Le propriétaire, Dan Snyder, réagissant au commentaire du Président a défendu l’appellation, arguant de la tradition de l’équipe vieille de 81 ans, que le nom est employé sans malice ni sectarisme par la société propriétaire, et qu’il ne trouble pas la grande majorité des Amérindiens.

Cet argument est très faible.

D’abord, parce que la perception de la langue peut changer au fil du temps, et le fait que la plupart des gens ait considéré un mot comme anodin il y a des décennies ne veut pas dire qu’il le soit aujourd’hui. Prenez par exemple le mot « Nègre ». Dans les années cinquante et soixante, il était le terme le plus courant et le plus acceptable par lequel les Américains, blancs et noirs, parlaient des Afro-Américains. Aujourd’hui, c’est un objet de parodie pour des comiques noirs qui cherchent à faire rire. Personne de bon sens ne l’utiliserait plus dans une conversation ordinaire.

Deuxièmement, la pureté de cœur de la propriété n’est pas pertinente. Les personnes les plus agréables et les plus aimables utilisent parfois un langage totalement inapproprié. Cela peut les dégager d’une éventuelle culpabilité mais cela ne transforme pas leurs mauvaises paroles en bonnes paroles.

Troisièmement, le fait qu’un groupe minoritaire a pris l’habitude d’être décrit par un terme insultant peut être une preuve que le groupe a assimilé dans sa propre communauté une infériorité néfaste pour son propre bien. Certains catholiques, par exemple, se présentent eux-mêmes comme catholiques « romains », même si l’adjectif est un terme péjoratif inventé par les anglicans d’après la réforme dans le but de marginaliser le catholicisme en le présentant comme une Eglise régionale analogue à l’Eglise d’Angleterre.

Qu’est-ce qui, précisément, fait que le terme « peau-rouge » est une insulte ? Comme « bronzé », « basané » ou « jaune », « peau-rouge » n’apparaît pas seulement comme un terme peu flatteur – par opposition à, disons, « teint écarlate » -, mais il fait comme tous les raccourcis d’argot ethnique, il réduit ses sujets à une simple propriété physique qui agit comme une marque d’infériorité.
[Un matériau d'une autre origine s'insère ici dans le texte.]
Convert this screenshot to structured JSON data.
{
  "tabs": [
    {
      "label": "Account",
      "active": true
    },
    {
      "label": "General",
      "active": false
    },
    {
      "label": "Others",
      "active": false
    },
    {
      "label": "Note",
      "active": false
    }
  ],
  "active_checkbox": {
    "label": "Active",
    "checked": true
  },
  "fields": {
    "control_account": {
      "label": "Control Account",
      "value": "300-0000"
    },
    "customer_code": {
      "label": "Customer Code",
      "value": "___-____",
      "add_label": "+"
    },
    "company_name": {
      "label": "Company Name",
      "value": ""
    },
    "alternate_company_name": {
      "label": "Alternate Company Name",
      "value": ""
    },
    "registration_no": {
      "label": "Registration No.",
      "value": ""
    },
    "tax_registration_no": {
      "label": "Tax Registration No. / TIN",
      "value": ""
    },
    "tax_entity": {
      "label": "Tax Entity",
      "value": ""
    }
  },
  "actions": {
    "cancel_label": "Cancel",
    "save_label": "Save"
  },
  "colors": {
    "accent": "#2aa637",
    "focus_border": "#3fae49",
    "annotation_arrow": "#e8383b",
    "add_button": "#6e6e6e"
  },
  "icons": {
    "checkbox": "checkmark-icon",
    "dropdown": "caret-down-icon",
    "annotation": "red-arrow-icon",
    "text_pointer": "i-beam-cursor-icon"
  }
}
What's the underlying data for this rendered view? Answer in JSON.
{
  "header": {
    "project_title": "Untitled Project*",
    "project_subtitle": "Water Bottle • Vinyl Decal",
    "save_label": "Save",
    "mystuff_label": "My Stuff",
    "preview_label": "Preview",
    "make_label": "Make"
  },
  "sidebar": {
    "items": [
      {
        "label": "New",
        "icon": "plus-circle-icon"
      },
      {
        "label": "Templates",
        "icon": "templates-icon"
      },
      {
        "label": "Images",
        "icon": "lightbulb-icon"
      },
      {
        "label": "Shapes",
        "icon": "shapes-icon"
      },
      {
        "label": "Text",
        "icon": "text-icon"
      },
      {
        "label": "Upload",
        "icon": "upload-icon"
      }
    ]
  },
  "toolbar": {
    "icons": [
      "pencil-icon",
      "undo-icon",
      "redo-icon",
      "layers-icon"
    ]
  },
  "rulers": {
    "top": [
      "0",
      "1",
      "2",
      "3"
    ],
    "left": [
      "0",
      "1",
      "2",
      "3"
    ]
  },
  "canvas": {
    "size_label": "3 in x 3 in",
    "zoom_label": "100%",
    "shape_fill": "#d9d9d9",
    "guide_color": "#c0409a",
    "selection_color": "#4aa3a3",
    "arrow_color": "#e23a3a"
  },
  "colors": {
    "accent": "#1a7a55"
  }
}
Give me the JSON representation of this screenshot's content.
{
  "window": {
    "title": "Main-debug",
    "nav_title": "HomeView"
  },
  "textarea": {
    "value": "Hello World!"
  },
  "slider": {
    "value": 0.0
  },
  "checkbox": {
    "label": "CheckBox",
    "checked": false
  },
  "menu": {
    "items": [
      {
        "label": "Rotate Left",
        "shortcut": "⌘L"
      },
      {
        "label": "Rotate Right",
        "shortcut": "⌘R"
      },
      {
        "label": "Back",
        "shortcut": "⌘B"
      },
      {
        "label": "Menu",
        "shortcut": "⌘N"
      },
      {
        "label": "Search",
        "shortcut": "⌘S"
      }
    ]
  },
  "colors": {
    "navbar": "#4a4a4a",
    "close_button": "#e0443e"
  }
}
Parce qu’il définit des sujets à part, d’une manière telle que cela suggère qu’ils ne sont pas vraiment des nôtres, des personnes avec une dignité intrinsèque et une valeur incommensurable qui ne devraient pas être jugées, selon les mots du Dr Martin Luther King Junior, « sur la couleur de leur peau… [mais plutôt] sur la valeur de leur personne ».

« Peaux-Rouges » n’est tout simplement pas comme les noms amérindiens d’autres équipes sportives telles que « Séminoles », « Guerriers Illinis » ou « Utes », de la même façon que « Rital » n’est pas semblable à « Romain », « Napolitain » ou « Sicilien ». C’est une chose que d’être appelé « le guerrier irlandais », c’en est une autre que d’être appelé « les Micks2 maladroits de Dublin »

Je suis bien évidemment d’accord à la fois avec M. Costas et avec le président que M. Snyder devrait changer le nom des Peaux-Rouges.

Pourtant, là où nos avis divergent, c’est sur le fait de savoir s’il s’agit d’une telle injustice sociale perpétuée par la Ligue Nationale de Football qu’il soit nécessaire, pour y remédier, d’utiliser un temps précieux d’antenne et le concours du chef de file du monde libre.

Ce que je pense est bien pire, pour ainsi dire ignoré de tout le monde, et un véritable cas d’injustice sociale à résoudre : c’est la manière dont un nombre important d’athlètes professionnels (tant à l’intérieur qu’à l’extérieur de la NFL) mènent leurs vies et comment les conséquences de cette conduite subvertissent le bien de tiers innocents.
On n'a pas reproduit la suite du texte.